Scalers: genes that regulate scale invariance of embryonic development
Embryos of many organisms are able to maintain the invariance of their structure, regardless of size – the so-called phenomenon of embryonic scaling. For example, embryos of sea urchin or frog, which have developed from individual cells isolated shortly after the beginning of egg cleavage, self-regulate their structure so that they appear as smaller copies of normal ones. Researchers at the Laboratory of Molecular Bases of Embryogenesis at the IBCH RAS have proposed a general approach to the study of the mechanisms of embryonic scaling. They heuristically postulated and then mathematically proved the existence of special genes, named scalers, the expression of which depends on the embryo size, developed a method for targeted search of such genes, and, as proof of principle, disclose the mechanism by means of which one of the found scalers, mmp3, regulates patterning of Xenopus laevis embryo in a size-dependent manner.
The problem of the amazing ability of many animal embryos to regulate their structure in proportion to size, the so-called phenomenon of embryonic scaling, is one of the most important, but poorly studied in biology. In the scientific literature, this phenomenon was first described by the German embryologist and philosopher Hans Driesch more than 120 years ago. In experiments on embryos of the sea urchin, Driesch was surprised to find that from individual cells isolated immediately after the first or second division of the cleavage of a fertilized egg, in many cases perfectly correct, but reduced copies of normal embryos developed (Fig. 1A). Subsequently, similar examples of scaling have been described by different authors on the embryos of many other animals (Fig. 1B and C). It has now become clear that this phenomenon, which has fascinated researchers for 100 years, is the most striking manifestation of the fundamental feature of living organisms to use non-equilibrium self-organization on a systematic basis for their large-scale structuring. Despite the fact that in some cases specific molecular mechanisms of embryonic scaling have been established, a general solution to this fundamental problem, lying at the intersection of biology, physics and mathematics, did not exist until hitherto.

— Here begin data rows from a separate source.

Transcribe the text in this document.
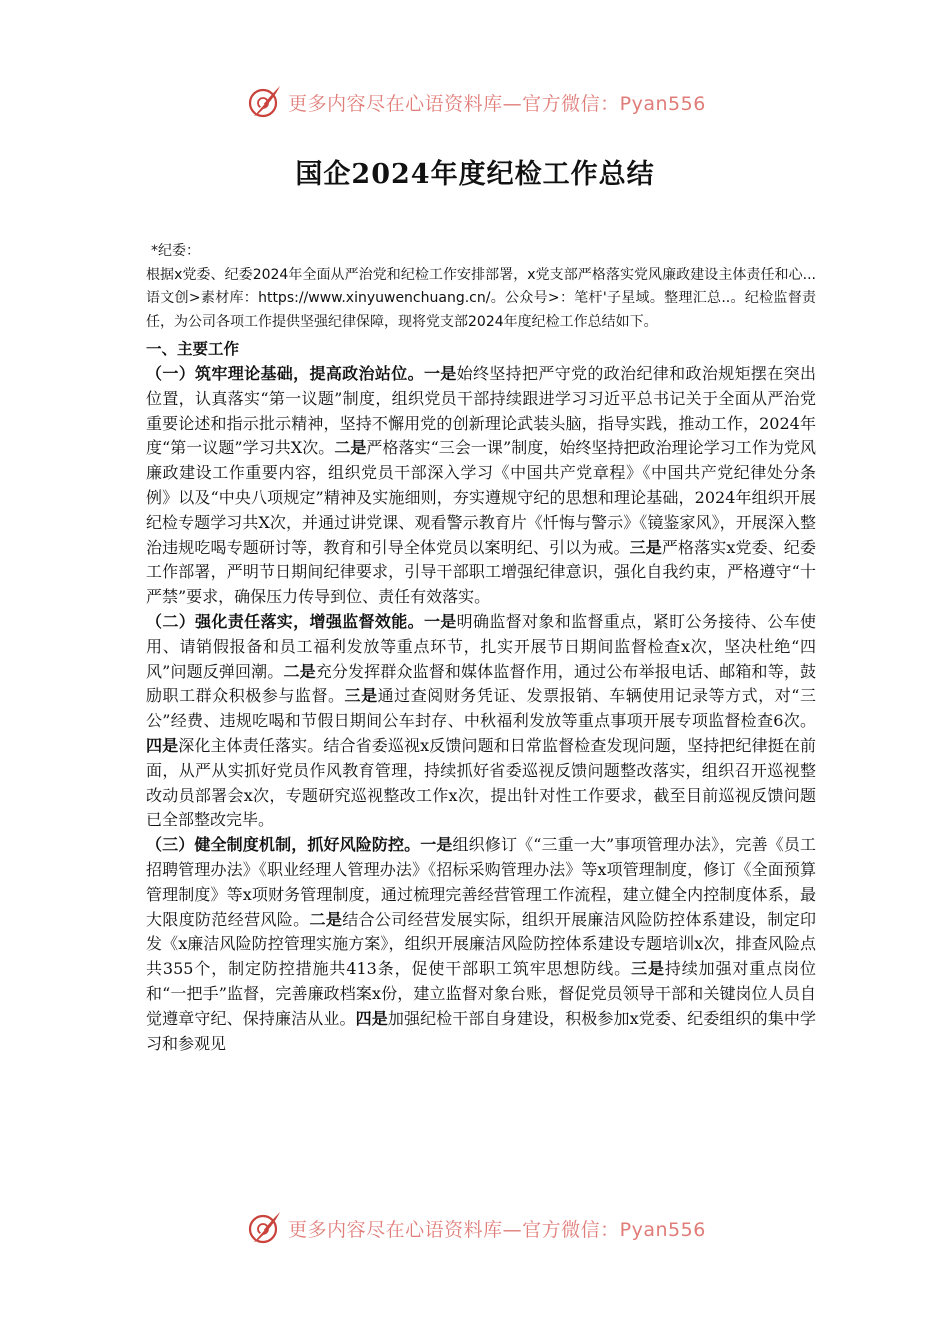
更多内容尽在心语资料库—官方微信：Pyan556
国企2024年度纪检工作总结

*纪委：

根据x党委、纪委2024年全面从严治党和纪检工作安排部署，x党支部严格落实党风廉政建设主体责任和心...语文创>素材库：https://www.xinyuwenchuang.cn/。公众号>：笔杆'子星域。整理汇总..。纪检监督责任，为公司各项工作提供坚强纪律保障，现将党支部2024年度纪检工作总结如下。

一、主要工作

（一）筑牢理论基础，提高政治站位。一是始终坚持把严守党的政治纪律和政治规矩摆在突出位置，认真落实“第一议题”制度，组织党员干部持续跟进学习习近平总书记关于全面从严治党重要论述和指示批示精神，坚持不懈用党的创新理论武装头脑，指导实践，推动工作，2024年度“第一议题”学习共X次。二是严格落实“三会一课”制度，始终坚持把政治理论学习工作为党风廉政建设工作重要内容，组织党员干部深入学习《中国共产党章程》《中国共产党纪律处分条例》以及“中央八项规定”精神及实施细则，夯实遵规守纪的思想和理论基础，2024年组织开展纪检专题学习共X次，并通过讲党课、观看警示教育片《忏悔与警示》《镜鉴家风》，开展深入整治违规吃喝专题研讨等，教育和引导全体党员以案明纪、引以为戒。三是严格落实x党委、纪委工作部署，严明节日期间纪律要求，引导干部职工增强纪律意识，强化自我约束，严格遵守“十严禁”要求，确保压力传导到位、责任有效落实。

（二）强化责任落实，增强监督效能。一是明确监督对象和监督重点，紧盯公务接待、公车使用、请销假报备和员工福利发放等重点环节，扎实开展节日期间监督检查x次，坚决杜绝“四风”问题反弹回潮。二是充分发挥群众监督和媒体监督作用，通过公布举报电话、邮箱和等，鼓励职工群众积极参与监督。三是通过查阅财务凭证、发票报销、车辆使用记录等方式，对“三公”经费、违规吃喝和节假日期间公车封存、中秋福利发放等重点事项开展专项监督检查6次。四是深化主体责任落实。结合省委巡视x反馈问题和日常监督检查发现问题，坚持把纪律挺在前面，从严从实抓好党员作风教育管理，持续抓好省委巡视反馈问题整改落实，组织召开巡视整改动员部署会x次，专题研究巡视整改工作x次，提出针对性工作要求，截至目前巡视反馈问题已全部整改完毕。

（三）健全制度机制，抓好风险防控。一是组织修订《“三重一大”事项管理办法》，完善《员工招聘管理办法》《职业经理人管理办法》《招标采购管理办法》等x项管理制度，修订《全面预算管理制度》等x项财务管理制度，通过梳理完善经营管理工作流程，建立健全内控制度体系，最大限度防范经营风险。二是结合公司经营发展实际，组织开展廉洁风险防控体系建设，制定印发《x廉洁风险防控管理实施方案》，组织开展廉洁风险防控体系建设专题培训x次，排查风险点共355个，制定防控措施共413条，促使干部职工筑牢思想防线。三是持续加强对重点岗位和“一把手”监督，完善廉政档案x份，建立监督对象台账，督促党员领导干部和关键岗位人员自觉遵章守纪、保持廉洁从业。四是加强纪检干部自身建设，积极参加x党委、纪委组织的集中学习和参观见

更多内容尽在心语资料库—官方微信：Pyan556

In a recently published work, researchers from the Laboratory of Molecular Bases of Embryogenesis at the Institute of Bioorganic Chemistry, Russian Academy of Sciences, proposed such an approach, assuming the existence of scalers, i.e. special genes, the expression of which depends on the size of the embryos (Fig. 1D). The concentrations of proteins encoded by these genes play the role of sensors that regulate the scale of morphogenetic gradients depending on the embryo size. As is known, these diffusion gradients of signaling proteins-morphogens arise by the mechanism of non-equilibrium self-organization and serve for the large-scale patterning of the embryo.
Having analyzed in silico about half a million variants of various mathematical reaction-diffusion models of self-organization of morphogenetic gradients, the authors found that in the case when such a model is able to reproduce the scaling of the gradient when the size of the reactor changes, it always contains a protein, the concentration of which sharply changes. These proteins, which play the role of size sensors and are called scalers by the authors, are necessary for the correct scaling of morphogenetic gradients. Based on the data obtained, a method was developed for the targeted search for genes encoding scalers in real embryos. As a result, in an experimental model of Xenopus laevis embryos, the authors identified genes that indeed dramatically changed their expression in response to changes in embryo size (Fig. 1D). Interestingly, the number of such genes turned out to be extremely small (about twenty). For one of them, the gene for the secreted Metalloproteinase 3 (Mmp3), a previously unknown molecular mechanism was described for the first time, which makes it possible to adjust the scale of gradients of the morphogenic proteins Chordin and Noggin1/2 to the embryo size (Fig. 1D). During early development, it is these gradients that pattern cell territories, which then differentiate into the main rudiments of the embryonic body axis - the nervous system, notochord, somitic mesoderm, and ventral mesoderm (Fig. 1D).
The developed approach can be used in any other cases when it is necessary to study previously unknown mechanisms of embryonic scaling in a variety of model organisms. This work was supported by the Russian Science Foundation grant No. 19-14-00098 and published in the Developmental Cell journal.
Fig. 1. Embryonic scaling and scaling genes that regulate it.
A and B. Larvae of the sea urchin Strongylocentrotus droebachiensis and tadpoles of the frog Xenopus laevis developed from wild-type embryos (left in each photo) and from single cells isolated from 2-cell embryos (right in each photo). C. Polyps of the sea anemone Nematostella vectensis, developed from a wild-type embryo (left) and from a single cell isolated from a 4-cell embryo (right) (photo kindly provided by Fedor Eroshkin). D. A graphical schema summarizing the results of the paper.